The thing Sue made me aware of was the edge of anxiety or nervousness accompanying my description of the task; it didn't sound to her like I was enjoying what I was doing. I had described how I was feeling as being, "out of my comfort zone", as something almost painful, a "no-mans land" I needed to go through to come out better the other side.
Why does it matter how I think about and explain it? What is in a small bit of language and a metaphor? Surely the end result is the same - I will have new skills and insight some of which will be transferable to other areas of my personal life and work.

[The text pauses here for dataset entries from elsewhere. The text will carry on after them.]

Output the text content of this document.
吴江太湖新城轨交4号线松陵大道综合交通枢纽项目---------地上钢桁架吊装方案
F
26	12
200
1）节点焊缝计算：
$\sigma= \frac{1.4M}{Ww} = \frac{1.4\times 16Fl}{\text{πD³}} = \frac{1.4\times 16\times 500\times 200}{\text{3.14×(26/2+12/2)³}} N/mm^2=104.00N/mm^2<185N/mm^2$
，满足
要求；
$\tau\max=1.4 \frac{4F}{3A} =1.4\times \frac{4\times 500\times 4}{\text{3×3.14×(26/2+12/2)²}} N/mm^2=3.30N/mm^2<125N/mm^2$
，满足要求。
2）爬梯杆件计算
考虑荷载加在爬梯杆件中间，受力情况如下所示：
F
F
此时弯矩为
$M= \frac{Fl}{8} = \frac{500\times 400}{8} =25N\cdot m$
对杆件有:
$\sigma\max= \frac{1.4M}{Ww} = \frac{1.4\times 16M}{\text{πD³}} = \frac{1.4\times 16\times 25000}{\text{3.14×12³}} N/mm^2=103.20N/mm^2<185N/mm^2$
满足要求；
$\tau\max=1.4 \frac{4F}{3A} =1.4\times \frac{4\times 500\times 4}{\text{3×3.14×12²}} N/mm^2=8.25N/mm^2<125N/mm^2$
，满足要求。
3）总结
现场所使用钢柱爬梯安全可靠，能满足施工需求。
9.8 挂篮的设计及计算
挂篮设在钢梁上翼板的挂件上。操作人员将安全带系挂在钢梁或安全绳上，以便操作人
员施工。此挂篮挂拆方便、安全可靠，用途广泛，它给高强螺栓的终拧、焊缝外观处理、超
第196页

It matters because as long as I think of this process of discovery as something I have to step in to, and almost conquer I am making the task harder for myself. I am not an "inner battle" thinker, this is not how I motivate myself through the language and imagery of the strong victor, laying waste to inner and outer "demons". I want to enjoy the process of learning, be curious and open to new ideas, the opinions of others and give myself a safe space to fail in, the language of having to "conquer" is not conducive to making mistakes, learning and moving on.
So with support from Sue I have re-envisaged the process of renovation as an adventure of discovery, with added power tools and permission for hilarity. Rather than being, "out of my comfort zone" I am curiously expanding the frontiers of my known zone of experience and knowledge. And what better way to do this than in a very personal project where I can test this thinking so I enjoy the experience, openly ask others for views (and graciously accept the frequent unsolicited opinions) and ultimately only have myself to please.
So there will still be discomfort on the journey - most currently in the choice of paint colour - but when those feelings come I will acknowledge them and find a way to enjoy the opportunity of trying something new.